Przejdź do treści
Źródło artykułu

Dane z czarnych skrzynek Airbusa Air France „nienaruszone”

Francuscy eksperci bezpieczeństwa lotów oświadczyli, że podniesione z dna Atlantyku rejestratory Airbusa A330-200, który rozbił się dwa lata temu, zawierają „nienaruszone” dane. Stwierdzili iż „jest możliwe” wyjaśnienie tragedii, w której zginęło 228 osób – poinformowała BBC.

Obie czarne skrzynki zostały wyłowionez miejsca spoczynku wraku Airbusa, na głębokości 3900 metrów. Zawierają dane zarówno dotyczące manewrów i parametrów lotu maszyny, jak i zapis ostatnich dwóch godzin rozmów w kokpicie samolotu. Według ekspertów bezpieczeństwa z francuskiego biura analiz BEA zapisy te są „czytelne i nienaruszone”, co pozwoli na „szybkie ich zanalizowanie”.

Jak stwierdziło biuro BEA w świadczeniu przekazanym mediom, następnymi działaniami po stwierdzeniu integralności danych będzie otwarcie czarnych skrzynek, wyjęcie i wyczyszczenie z zanieczyszczeń kart pamięci urządzeń rejestrujących. Proces pobierania z nich danych zacznie się prawdopodobnie 21 maja i potrwa do 23 maja.

Sama obróbka pozyskanych w ten sposób informacji dotyczących parametrów lotu oraz głosów zarejestrowanych w kokpicie maszyny „zabierze kilka miesięcy” – zaznaczają eksperci BEA w oświadczeniu.
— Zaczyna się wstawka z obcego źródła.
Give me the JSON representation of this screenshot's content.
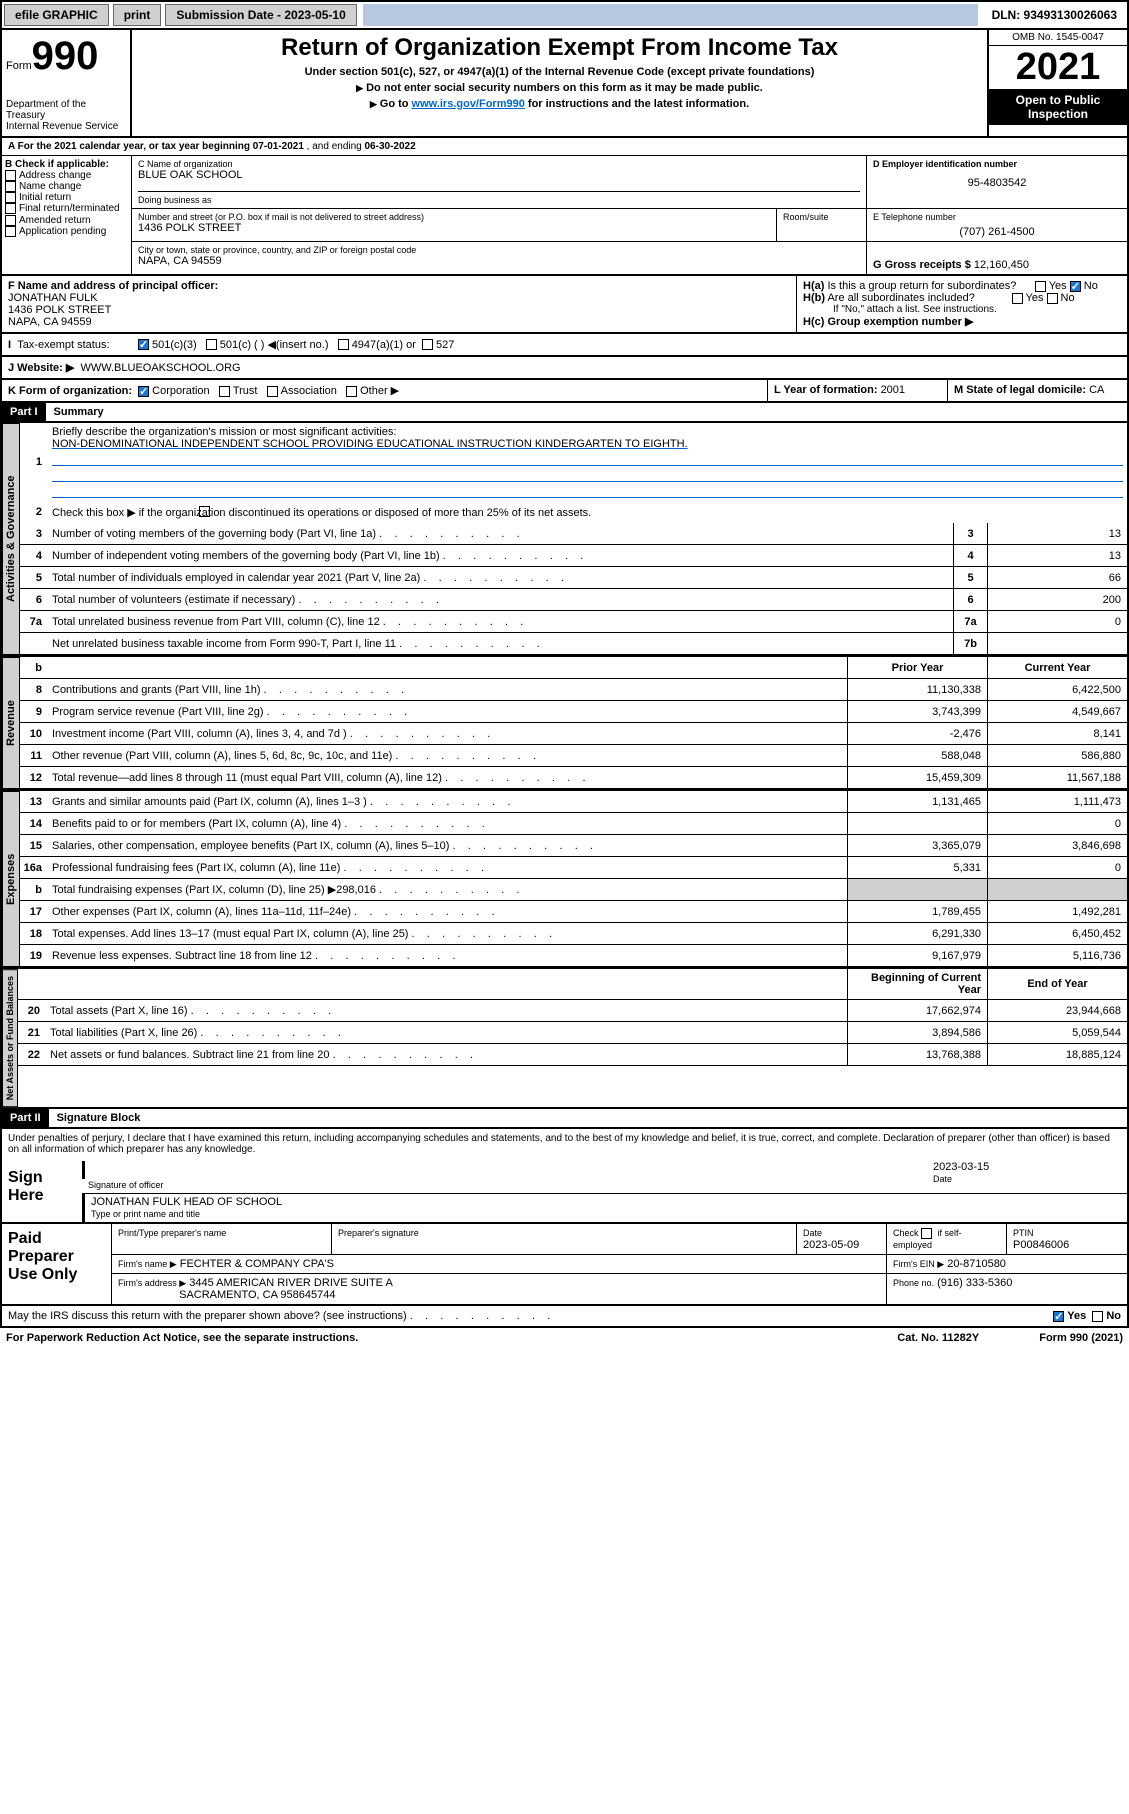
{
  "topbar": {
    "efile": "efile GRAPHIC",
    "print": "print",
    "subdate_label": "Submission Date - 2023-05-10",
    "dln_label": "DLN: 93493130026063"
  },
  "header": {
    "form_label": "Form",
    "form_num": "990",
    "dept": "Department of the Treasury",
    "irs": "Internal Revenue Service",
    "title": "Return of Organization Exempt From Income Tax",
    "sub1": "Under section 501(c), 527, or 4947(a)(1) of the Internal Revenue Code (except private foundations)",
    "sub2": "Do not enter social security numbers on this form as it may be made public.",
    "sub3_pre": "Go to ",
    "sub3_link": "www.irs.gov/Form990",
    "sub3_post": " for instructions and the latest information.",
    "omb": "OMB No. 1545-0047",
    "year": "2021",
    "inspect": "Open to Public Inspection"
  },
  "rowA": {
    "label": "A For the 2021 calendar year, or tax year beginning ",
    "begin": "07-01-2021",
    "mid": " , and ending ",
    "end": "06-30-2022"
  },
  "colB": {
    "title": "B Check if applicable:",
    "opts": [
      "Address change",
      "Name change",
      "Initial return",
      "Final return/terminated",
      "Amended return",
      "Application pending"
    ]
  },
  "colC": {
    "name_label": "C Name of organization",
    "name": "BLUE OAK SCHOOL",
    "dba_label": "Doing business as",
    "addr_label": "Number and street (or P.O. box if mail is not delivered to street address)",
    "room_label": "Room/suite",
    "addr": "1436 POLK STREET",
    "city_label": "City or town, state or province, country, and ZIP or foreign postal code",
    "city": "NAPA, CA  94559"
  },
  "colD": {
    "label": "D Employer identification number",
    "val": "95-4803542"
  },
  "colE": {
    "label": "E Telephone number",
    "val": "(707) 261-4500"
  },
  "colG": {
    "label": "G Gross receipts $ ",
    "val": "12,160,450"
  },
  "rowF": {
    "label": "F Name and address of principal officer:",
    "name": "JONATHAN FULK",
    "addr1": "1436 POLK STREET",
    "addr2": "NAPA, CA  94559"
  },
  "rowH": {
    "ha": "H(a) Is this a group return for subordinates?",
    "yes": "Yes",
    "no": "No",
    "hb": "H(b) Are all subordinates included?",
    "hb_note": "If \"No,\" attach a list. See instructions.",
    "hc": "H(c) Group exemption number ▶"
  },
  "rowI": {
    "label": "Tax-exempt status:",
    "o1": "501(c)(3)",
    "o2": "501(c) (   ) ◀(insert no.)",
    "o3": "4947(a)(1) or",
    "o4": "527"
  },
  "rowJ": {
    "label": "J   Website: ▶",
    "val": "WWW.BLUEOAKSCHOOL.ORG"
  },
  "rowK": {
    "label": "K Form of organization:",
    "o1": "Corporation",
    "o2": "Trust",
    "o3": "Association",
    "o4": "Other ▶"
  },
  "rowL": {
    "label": "L Year of formation: ",
    "val": "2001"
  },
  "rowM": {
    "label": "M State of legal domicile: ",
    "val": "CA"
  },
  "part1": {
    "hdr": "Part I",
    "title": "Summary"
  },
  "summary": {
    "l1_label": "Briefly describe the organization's mission or most significant activities:",
    "l1_val": "NON-DENOMINATIONAL INDEPENDENT SCHOOL PROVIDING EDUCATIONAL INSTRUCTION KINDERGARTEN TO EIGHTH.",
    "l2": "Check this box ▶        if the organization discontinued its operations or disposed of more than 25% of its net assets.",
    "lines_single": [
      {
        "n": "3",
        "d": "Number of voting members of the governing body (Part VI, line 1a)",
        "box": "3",
        "v": "13"
      },
      {
        "n": "4",
        "d": "Number of independent voting members of the governing body (Part VI, line 1b)",
        "box": "4",
        "v": "13"
      },
      {
        "n": "5",
        "d": "Total number of individuals employed in calendar year 2021 (Part V, line 2a)",
        "box": "5",
        "v": "66"
      },
      {
        "n": "6",
        "d": "Total number of volunteers (estimate if necessary)",
        "box": "6",
        "v": "200"
      },
      {
        "n": "7a",
        "d": "Total unrelated business revenue from Part VIII, column (C), line 12",
        "box": "7a",
        "v": "0"
      },
      {
        "n": "",
        "d": "Net unrelated business taxable income from Form 990-T, Part I, line 11",
        "box": "7b",
        "v": ""
      }
    ],
    "col_hdr_b": "b",
    "col_hdr_prior": "Prior Year",
    "col_hdr_current": "Current Year",
    "rev": [
      {
        "n": "8",
        "d": "Contributions and grants (Part VIII, line 1h)",
        "p": "11,130,338",
        "c": "6,422,500"
      },
      {
        "n": "9",
        "d": "Program service revenue (Part VIII, line 2g)",
        "p": "3,743,399",
        "c": "4,549,667"
      },
      {
        "n": "10",
        "d": "Investment income (Part VIII, column (A), lines 3, 4, and 7d )",
        "p": "-2,476",
        "c": "8,141"
      },
      {
        "n": "11",
        "d": "Other revenue (Part VIII, column (A), lines 5, 6d, 8c, 9c, 10c, and 11e)",
        "p": "588,048",
        "c": "586,880"
      },
      {
        "n": "12",
        "d": "Total revenue—add lines 8 through 11 (must equal Part VIII, column (A), line 12)",
        "p": "15,459,309",
        "c": "11,567,188"
      }
    ],
    "exp": [
      {
        "n": "13",
        "d": "Grants and similar amounts paid (Part IX, column (A), lines 1–3 )",
        "p": "1,131,465",
        "c": "1,111,473"
      },
      {
        "n": "14",
        "d": "Benefits paid to or for members (Part IX, column (A), line 4)",
        "p": "",
        "c": "0"
      },
      {
        "n": "15",
        "d": "Salaries, other compensation, employee benefits (Part IX, column (A), lines 5–10)",
        "p": "3,365,079",
        "c": "3,846,698"
      },
      {
        "n": "16a",
        "d": "Professional fundraising fees (Part IX, column (A), line 11e)",
        "p": "5,331",
        "c": "0"
      },
      {
        "n": "b",
        "d": "Total fundraising expenses (Part IX, column (D), line 25) ▶298,016",
        "p": "SHADE",
        "c": "SHADE"
      },
      {
        "n": "17",
        "d": "Other expenses (Part IX, column (A), lines 11a–11d, 11f–24e)",
        "p": "1,789,455",
        "c": "1,492,281"
      },
      {
        "n": "18",
        "d": "Total expenses. Add lines 13–17 (must equal Part IX, column (A), line 25)",
        "p": "6,291,330",
        "c": "6,450,452"
      },
      {
        "n": "19",
        "d": "Revenue less expenses. Subtract line 18 from line 12",
        "p": "9,167,979",
        "c": "5,116,736"
      }
    ],
    "col_hdr_begin": "Beginning of Current Year",
    "col_hdr_end": "End of Year",
    "net": [
      {
        "n": "20",
        "d": "Total assets (Part X, line 16)",
        "p": "17,662,974",
        "c": "23,944,668"
      },
      {
        "n": "21",
        "d": "Total liabilities (Part X, line 26)",
        "p": "3,894,586",
        "c": "5,059,544"
      },
      {
        "n": "22",
        "d": "Net assets or fund balances. Subtract line 21 from line 20",
        "p": "13,768,388",
        "c": "18,885,124"
      }
    ]
  },
  "tabs": {
    "gov": "Activities & Governance",
    "rev": "Revenue",
    "exp": "Expenses",
    "net": "Net Assets or Fund Balances"
  },
  "part2": {
    "hdr": "Part II",
    "title": "Signature Block"
  },
  "sig": {
    "decl": "Under penalties of perjury, I declare that I have examined this return, including accompanying schedules and statements, and to the best of my knowledge and belief, it is true, correct, and complete. Declaration of preparer (other than officer) is based on all information of which preparer has any knowledge.",
    "sign_here": "Sign Here",
    "sig_officer": "Signature of officer",
    "date": "Date",
    "date_val": "2023-03-15",
    "name": "JONATHAN FULK HEAD OF SCHOOL",
    "name_label": "Type or print name and title"
  },
  "paid": {
    "title": "Paid Preparer Use Only",
    "h1": "Print/Type preparer's name",
    "h2": "Preparer's signature",
    "h3": "Date",
    "h3v": "2023-05-09",
    "h4": "Check        if self-employed",
    "h5": "PTIN",
    "h5v": "P00846006",
    "firm_name_l": "Firm's name     ▶",
    "firm_name": "FECHTER & COMPANY CPA'S",
    "firm_ein_l": "Firm's EIN ▶",
    "firm_ein": "20-8710580",
    "firm_addr_l": "Firm's address ▶",
    "firm_addr1": "3445 AMERICAN RIVER DRIVE SUITE A",
    "firm_addr2": "SACRAMENTO, CA  958645744",
    "phone_l": "Phone no.",
    "phone": "(916) 333-5360"
  },
  "footer": {
    "discuss": "May the IRS discuss this return with the preparer shown above? (see instructions)",
    "yes": "Yes",
    "no": "No",
    "pra": "For Paperwork Reduction Act Notice, see the separate instructions.",
    "cat": "Cat. No. 11282Y",
    "form": "Form 990 (2021)"
  }
}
Sam raport zawierający ostateczne wnioski dotyczące katastrofy nie powstanie przed I kw. 2012 roku, ale raport wstępny będzie opublikowany latem br.

31 maja 2009 o 22.03 wystartował z lotniska Rio de Janeiro Airbus A330-200 linii Air France w lot do Paryża. Na pokładzie było 216 pasażerów i 12 osób załogi. O około 2.30 z samolotu w ciągu 4 minut nadeszła seria 24 automatycznych komunikatów generowanych przez pokładowy system komputerowy. Informowały one o problemach odczytu szybkości i niewłaściwej prędkości maszyny.

Wysłana na poszukiwania ekipa ratownicza Marynarki Wojennej Brazylii znalazła 1090 km na północny wschód od wysp Fernando do Noronha drobne szczątki samolotu oraz pływające pojedyncze ciała. Do 27 czerwca wyłowiono – wraz z ciałami wyrzuconymi na plaże - 51 zwłok pasażerów i członków załogi oraz fragmenty konstrukcji maszyny m.in. kilkumetrową kompozytową część steru kierunku.

Nikt nie przeżył katastrofy. Zginęli w niej obywatele 30 krajów m.in. Francji. Niemiec i Brazylii. Według władz lotniczych Brazylii, na pokładzie znajdowała się także dwoje obywateli Polski.

Najczęściej przyjmowana hipoteza mówi o rozbiciu się maszyny w strefie silnych burz na wysokości 11 tys. m. w wyniku oblodzenia czujnika prędkościomierza tzw. rurki Pitota. Spowodowało to niewłaściwy odczyt szybkości przez system komputerowy i wystąpienie zjawiska tzw. coffin corner. Polega ono na przekroczeniu krytycznego kąta natarcia na danym pułapie lotu. Następuje wtedy zwalenie maszyny na skrzydło i może wystąpić seria niekontrolowanych manewrów, zakończonych rozbiciem.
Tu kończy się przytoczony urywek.